Peu de personnes peuvent se targuer d’avoir eu pour élèves à la fois plusieurs évêques de France, tous les prêtres de Paris… et Martin Solveig qui, à 12 ans, était un soprano "très motivé et très curieux" ! L’homme qui parle ainsi de son ancien élève s’appelle François Polgár. À 78 ans, il dirige la Maîtrise de Sainte-Croix de Neuilly, qui se produira les 12 et 14 juin pour deux concerts exceptionnels à Saint-Ferdinand des Ternes et Notre-Dame-des-Champs. Au programme ? Une œuvre phare du répertoire baroque, Le Messie de Georg Friedrich Haendel, "dans une version à la fois fidèle et originale". Plus de vingt musiciens professionnels, avec des instruments anciens, et quatre chanteurs solistes accompagnés d’un chœur de 70 jeunes garçons seront sur scène.
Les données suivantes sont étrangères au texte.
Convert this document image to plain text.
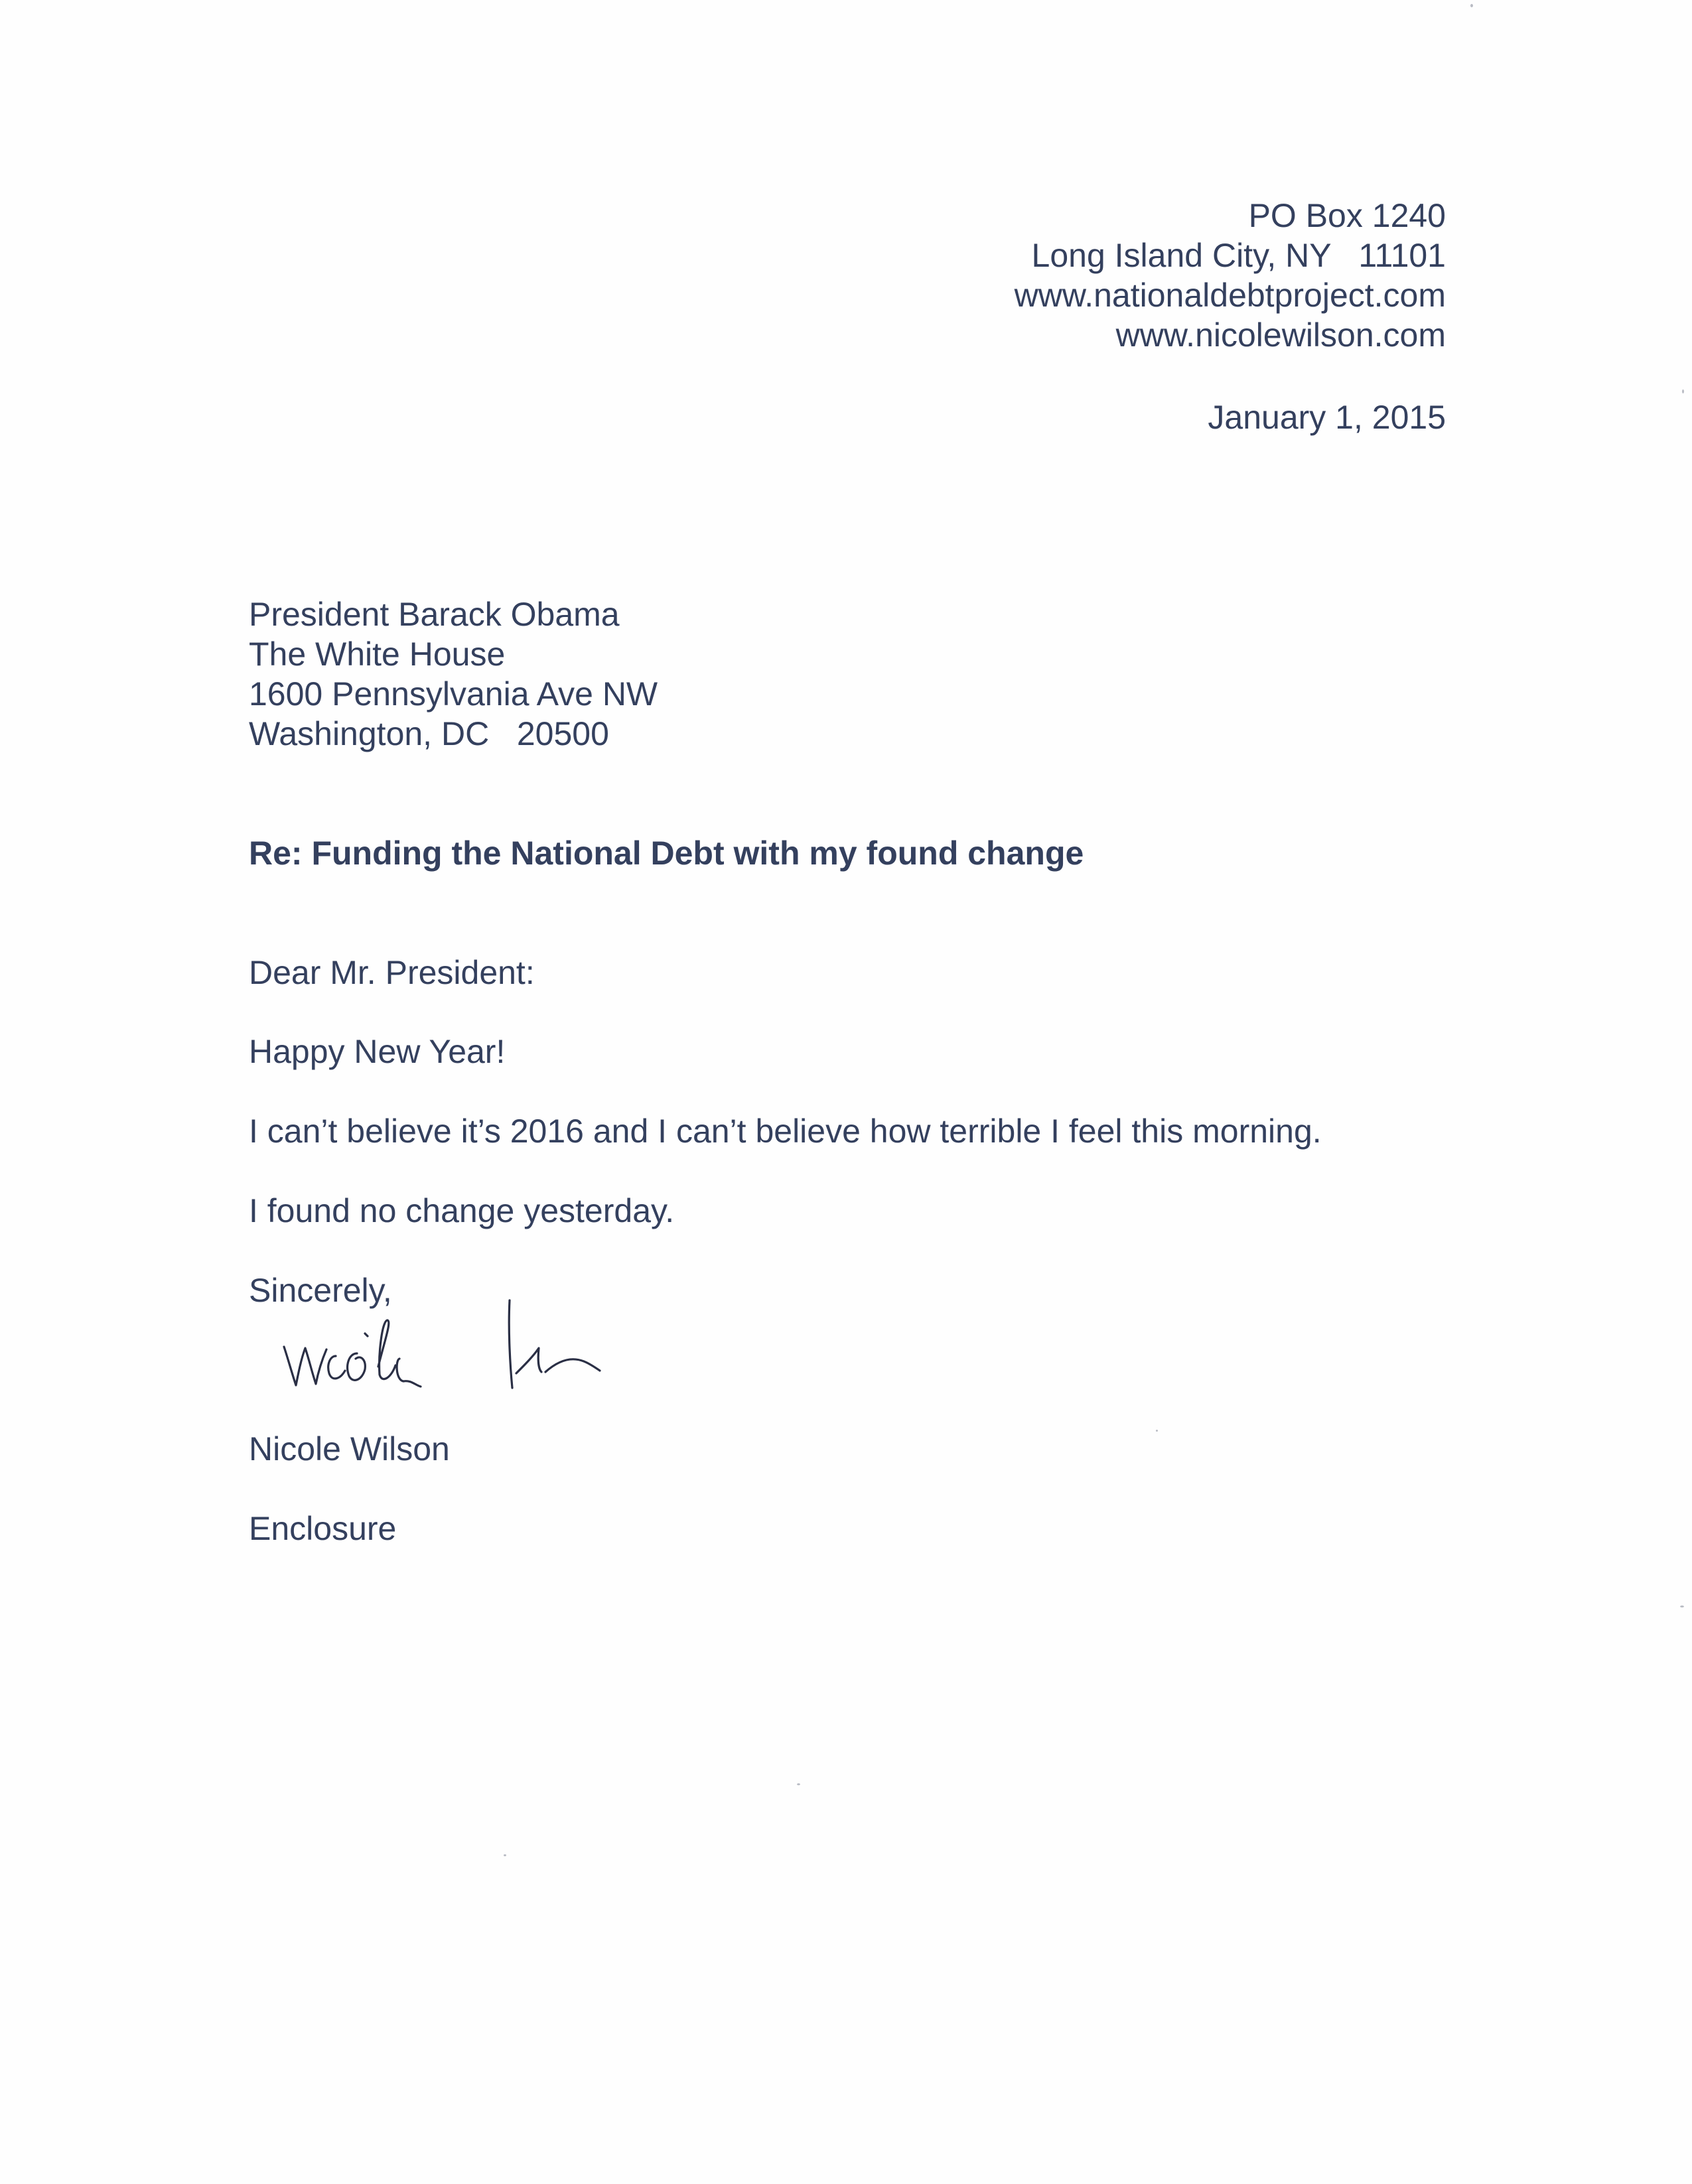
PO Box 1240
Long Island City, NY   11101
www.nationaldebtproject.com
www.nicolewilson.com
January 1, 2015
President Barack Obama
The White House
1600 Pennsylvania Ave NW
Washington, DC   20500
Re: Funding the National Debt with my found change
Dear Mr. President:
Happy New Year!
I can’t believe it’s 2016 and I can’t believe how terrible I feel this morning.
I found no change yesterday.
Sincerely,
Nicole Wilson
Enclosure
Pourquoi le directeur artistique et musical a-t-il choisi une telle œuvre pour conclure la saison ? "Parce que c’est un résumé en musique de toute la foi du chrétien, de la naissance aux fins dernières", explique-t-il. "Le livret, d’une richesse inouïe, est basé tant sur l’Ancien que le Nouveau Testament. Toute la prédication du Christ y est exprimée par des notes dans un langage simple, extrêmement varié, accessible à tous !"
Une riche carrière
Chez François Polgár, en effet, le chant est pour la foi "une nourriture dont j’ai besoin pour trouver ma place dans le monde et dans l’Église". Le chef de chœur va jusqu’à dire que la musique est "prière, et non l’expression d’une prière, elle est une preuve de l’existence de Dieu." L’homme a rendu de longues années service à l’Église, notamment en enseignant le chant, notamment grégorien, aux séminaristes de Paris. Une "activité très exaltante car on a conscience de poser sa pierre à un édifice fondamental, celui de la liturgie" explique le patient professeur de ces élèves bien spécifiques "toujours prêts à donner le meilleur d’eux-mêmes" dans leur désir de servir Dieu.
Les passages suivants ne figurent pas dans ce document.